Education and Employment Secretary David Blunkett welcomed the Prime Minister’s announcement today at the TUC of an extra £2 million pounds for the Union Learning Fund. The new money will be available from April 2000 over the following two years bringing the total support for the Fund to £10.5 million up to March 2002.

Mr Blunkett said:
"The Prime Minister’s announcement at the Trades Union Congress of an extra money for the Union Learning Fund underlines our recognition that the trades unions are taking a leading role in establishing the highly trained and skilled workforce we need to be competitive in the global economy. The £2 million boost today will help extend the already vibrant ULF activity by:


* encouraging employer participation;
* developing innovative and challenging learning strategies;
* helping employee take-up and
* establishing the support infrastructure.

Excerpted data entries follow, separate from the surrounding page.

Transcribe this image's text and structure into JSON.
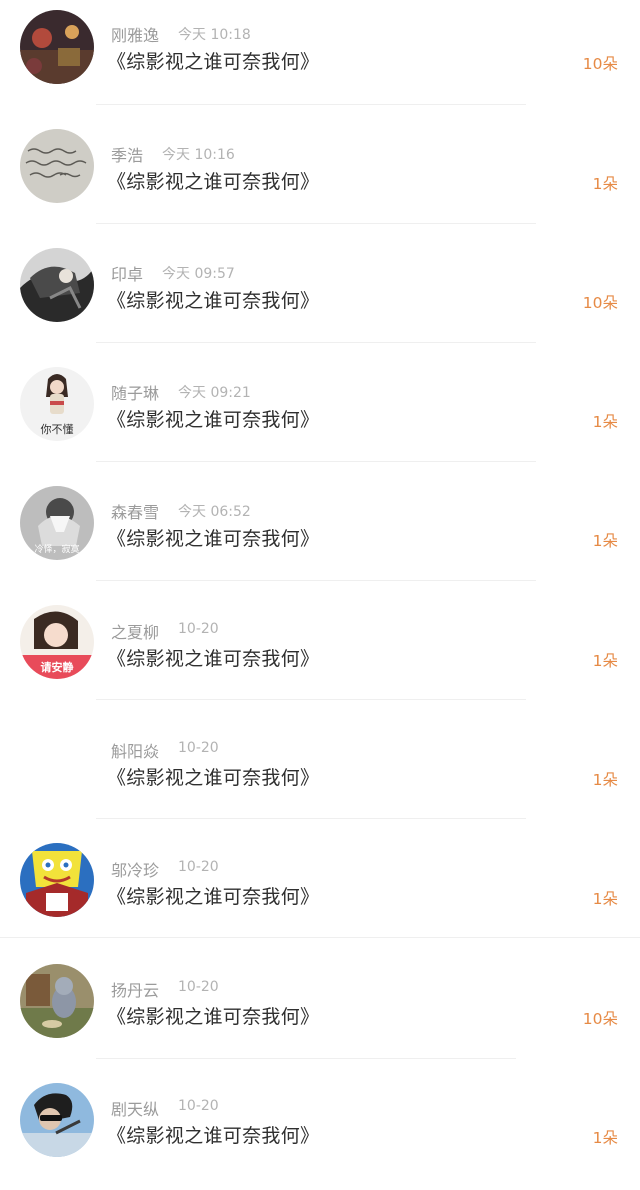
{
  "items": [
    {
      "name": "刚雅逸",
      "time": "今天 10:18",
      "title": "《综影视之谁可奈我何》",
      "count": "10朵"
    },
    {
      "name": "季浩",
      "time": "今天 10:16",
      "title": "《综影视之谁可奈我何》",
      "count": "1朵"
    },
    {
      "name": "印卓",
      "time": "今天 09:57",
      "title": "《综影视之谁可奈我何》",
      "count": "10朵"
    },
    {
      "name": "随子琳",
      "time": "今天 09:21",
      "title": "《综影视之谁可奈我何》",
      "count": "1朵"
    },
    {
      "name": "森春雪",
      "time": "今天 06:52",
      "title": "《综影视之谁可奈我何》",
      "count": "1朵"
    },
    {
      "name": "之夏柳",
      "time": "10-20",
      "title": "《综影视之谁可奈我何》",
      "count": "1朵"
    },
    {
      "name": "斛阳焱",
      "time": "10-20",
      "title": "《综影视之谁可奈我何》",
      "count": "1朵"
    },
    {
      "name": "邬冷珍",
      "time": "10-20",
      "title": "《综影视之谁可奈我何》",
      "count": "1朵"
    },
    {
      "name": "扬丹云",
      "time": "10-20",
      "title": "《综影视之谁可奈我何》",
      "count": "10朵"
    },
    {
      "name": "剧天纵",
      "time": "10-20",
      "title": "《综影视之谁可奈我何》",
      "count": "1朵"
    }
  ],
  "avatar_texts": {
    "avatar_4": "你不懂",
    "avatar_5": "冷怿，寂寞",
    "avatar_6": "请安静"
  },
  "colors": {
    "name": "#9b9b9b",
    "time": "#b3b3b3",
    "title": "#2f2f2f",
    "count": "#e68a45",
    "divider": "#efefef"
  }
}
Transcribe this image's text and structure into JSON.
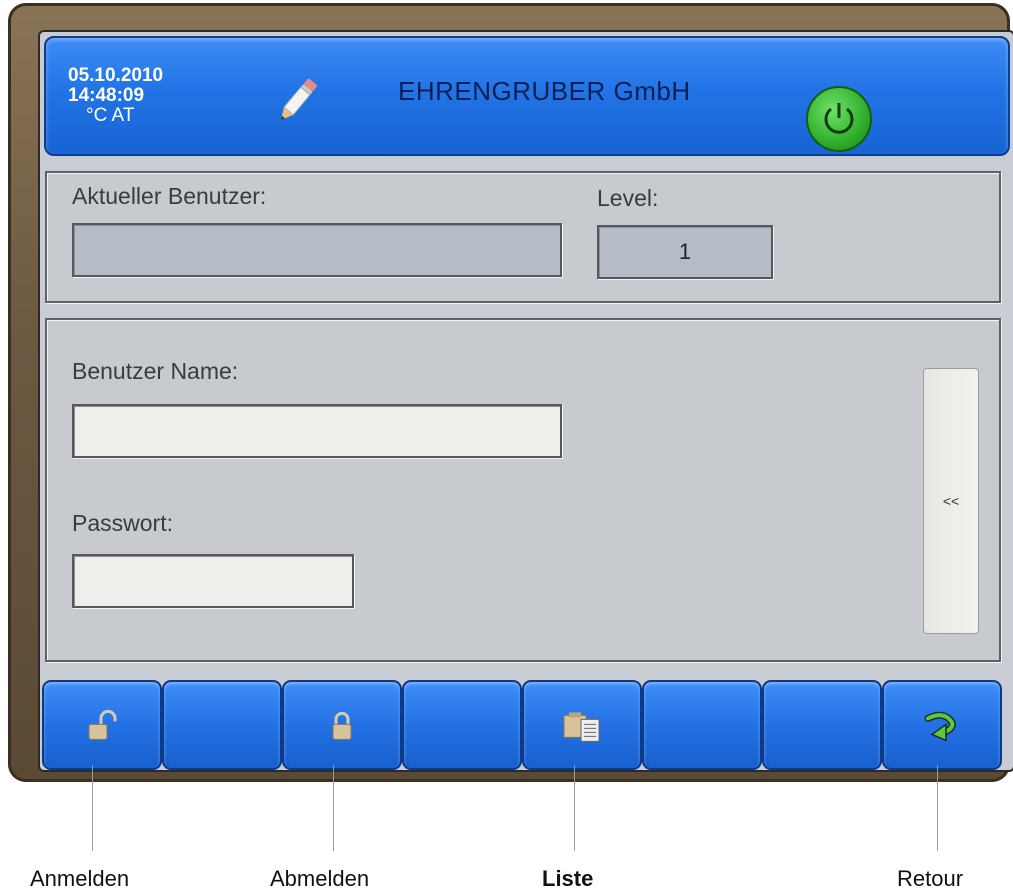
{
  "header": {
    "date": "05.10.2010",
    "time": "14:48:09",
    "unit": "°C AT",
    "company": "EHRENGRUBER GmbH",
    "power_icon": "power-icon",
    "edit_icon": "pencil-icon"
  },
  "user_panel": {
    "current_user_label": "Aktueller Benutzer:",
    "current_user_value": "",
    "level_label": "Level:",
    "level_value": "1"
  },
  "login_panel": {
    "username_label": "Benutzer Name:",
    "username_value": "",
    "password_label": "Passwort:",
    "password_value": "",
    "side_button": "<<"
  },
  "toolbar": {
    "buttons": [
      {
        "icon": "unlock-icon",
        "label": "Anmelden"
      },
      {
        "icon": "",
        "label": ""
      },
      {
        "icon": "lock-icon",
        "label": "Abmelden"
      },
      {
        "icon": "",
        "label": ""
      },
      {
        "icon": "list-icon",
        "label": "Liste"
      },
      {
        "icon": "",
        "label": ""
      },
      {
        "icon": "",
        "label": ""
      },
      {
        "icon": "return-arrow-icon",
        "label": "Retour"
      }
    ]
  },
  "callouts": {
    "anmelden": "Anmelden",
    "abmelden": "Abmelden",
    "liste": "Liste",
    "retour": "Retour"
  },
  "colors": {
    "header_blue": "#2274e6",
    "panel_grey": "#c7cace",
    "power_green": "#33b52f",
    "bezel_brown": "#6d5a43"
  }
}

"There has been tremendous support, enthusiasm and commitment to learning programmes from the unions and tangible results from projects already established by the Union Learning Fund. The ULF has already helped thousands of people benefit from new training courses. It has helped unions establish new learning centres or extend existing ones, develop qualifications, obtain extra funding from employers and others and set up support systems to ensure that learning continues after ULF money has moved on.

"There is too a lot of anecdotal evidence emerging about a shift in attitudes and perception among employers towards unions and learning. Unions themselves say that partnerships in learning through ULF have meant more meaningful dialogue with employers on a whole range of other things including pay and conditions.

"This extra money announced by the Prime Minister today follows £0.5m announced in June and will support increased learning activity by trades unions as we enter a new era for post 16 education. The imminent arrival of Individual Learning Accounts and learning through new technology and the University for Industry will greatly extend the scope for activities within the ULF. Unions can thus stake their claim to be the pivotal players we would wish them to be, as stated in the Learning to Succeed White Paper.

Now in its second year, the ULF has proved to be very successful. Results include well over 3,000 people trained and over 30 workplace learning centres established. Other projects have established new qualifications or routes to qualifications. Many industries now have networks of ‘learner representatives’ as a result.